在蕭綽的統籌下,出兵南下阻止大明越來越膨脹的收復失地*,在忻州、代州阻擊大明從太原防守反擊的嘗試,這一提議被順利透過了。北院大王耶律屋質被任命留守上京,然而天子親帥的皮室軍自然是被皇帝耶律賢親自帶走了,北苑軍也有相當一部分精銳被納入跟隨御駕親征的行列。因為北院的最高指揮體系沒有隨軍,皇帝耶律賢自己又沒什麼指揮才能,所以軍中的指揮體系自然是需要南院系統出點力了。南院大王耶律撻烈當然是兼任了兵馬副元帥,而東南行營招討使、西南行營招討使兩個職位,則分別授予了耶律休哥和耶律斜軫。理論上,將來大遼和大明的軍事衝突中,以河東為界,河北戰場由耶律休哥負責,河套戰場則由耶律斜軫負責。如今對代州…太原地區的作戰,則是兩路夾擊,全域性統籌的局面。
……
六月初四日。大軍沒有全部進入代州城,尤其是中軍御輦只是在代州城北二十里外的雁門關外駐紮,只有前軍被派入關內打探訊息。代州以北,出太行、陰山餘脈的,原有“太行八陘”中的蒲陰陘、西陘兩條陘道,各數十里,分別有紫荊關、雁門關設於山陘險要之處。其中蒲陰陘還有穀道分叉,在紫荊關一側形成小道,為了堵住這條穀道,古時還設有一座聲名不顯的關卡——不過千年之後,因為林育榮林師長在這裡打倭寇打了勝仗,這座名叫“平型關”的關卡才有名起來。因為地利的關係,以騎兵為主的大遼援軍在前方戰局不明的情況下貿然入關並不是一件穩妥的事情,蕭綽出兵時,代州…太原之間的戰場一直處於拉鋸狀態,自然有必要在大軍到了之後隨時確認前線戰況,再做決斷。

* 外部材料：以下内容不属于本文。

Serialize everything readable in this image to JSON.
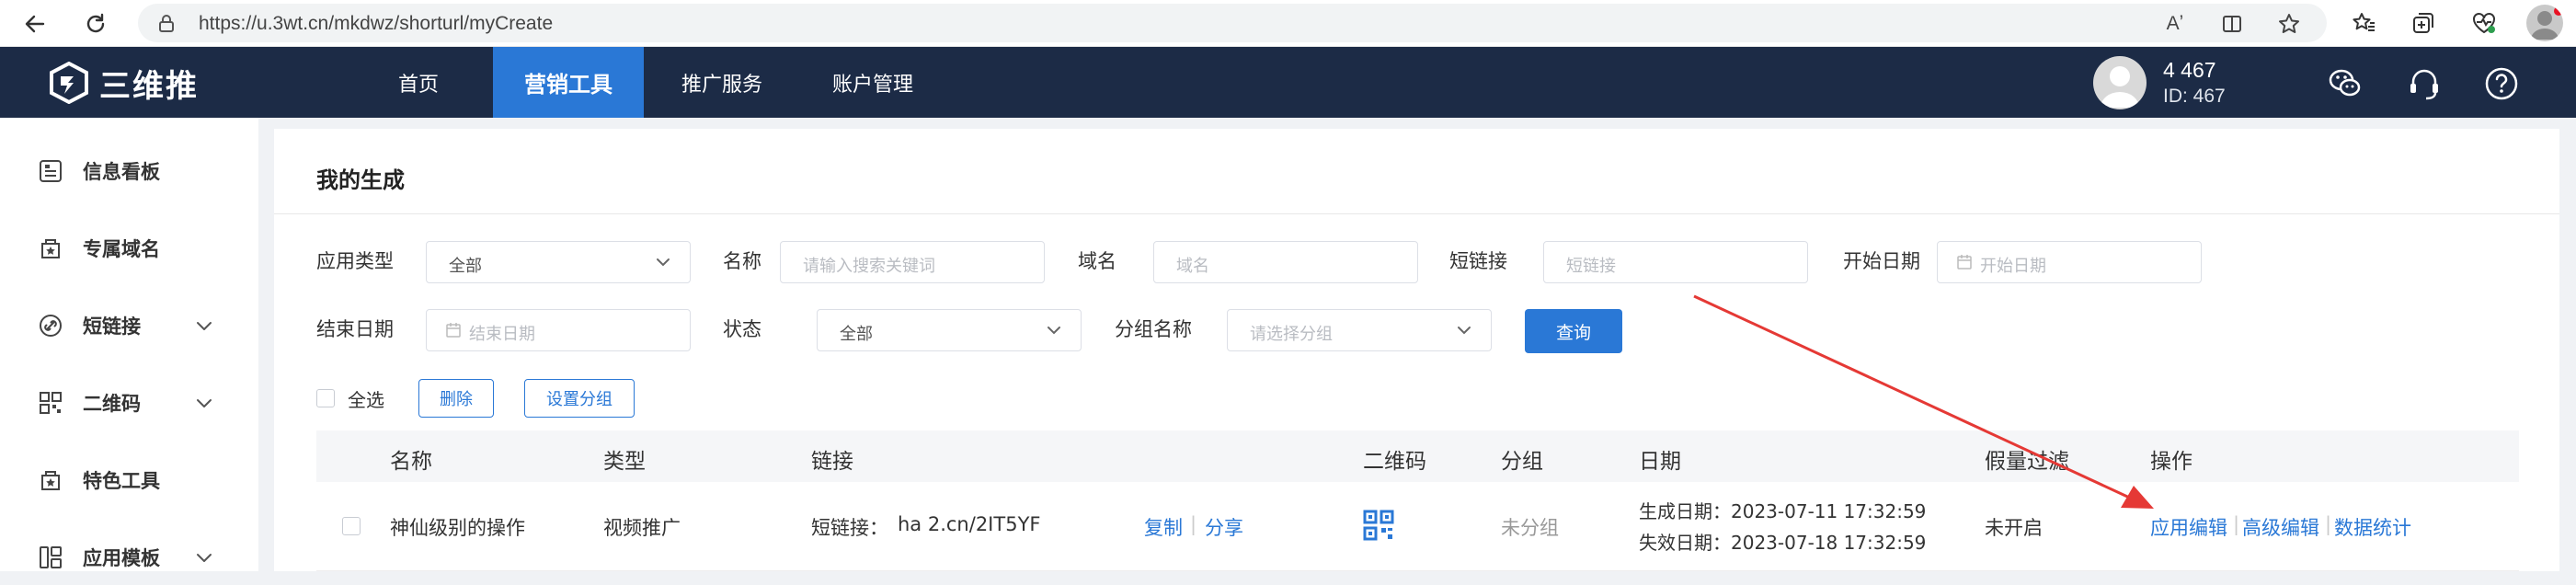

蕭綽坐在御輦帷幕之後,等了約莫半日,堪堪日落時分,才有心腹臣子前來向耶律賢稟報情況。
“臣韓德讓,參見陛下。”隔著簾幕,一個年近三旬的俊逸年輕文官規規矩矩地行禮。他乃是新任南院樞密使韓匡嗣之嫡子。自從五六年前時,在先帝耶律璟手上做了十幾年南院樞密使的室昉病死之後,韓匡嗣便繼任了這個位子,其子韓德讓當時不過二十三歲,然年少有識,頗受南院大王耶律撻烈重用。這次與宮中接洽軍務,耶律撻烈都讓此人轉達同傳。(注:也就是說,在高平之戰、吳越挖角楊繼業、乃至後來陳橋兵變時邢州事變等十幾年中,遼國的南院樞密使都是室昉。吳越人當年從北漢使用重金行反間計挖角楊繼業時,遼國方面中計退贓的也是室昉。但是室昉資格老,壽命不濟,如今已經老死了。本書年限跨度比較大,對於一些次要國家的次要官位上的角色,凡是中間十幾年沒出場、再次出場時換了名字的,一般都是原任的人老死了,後文大量遼人新人不再做特別說明。)
“韓愛卿免禮,南朝兵馬進展如何,可有訊息了麼。”蕭綽也不避諱拿捏,直接就坐在帷幕後面代替耶律賢開口了,耶律賢有哮喘的毛病,平素多說話也是很艱難的。一邊說著,蕭綽一邊也在觀察韓德讓,這個男人比她大十二歲,按說以蕭綽的標準來說,韓德讓該是老男人了,卻不知為什麼蕭綽心中卻有一種覺得韓德讓頗有成熟男人韻味的錯覺。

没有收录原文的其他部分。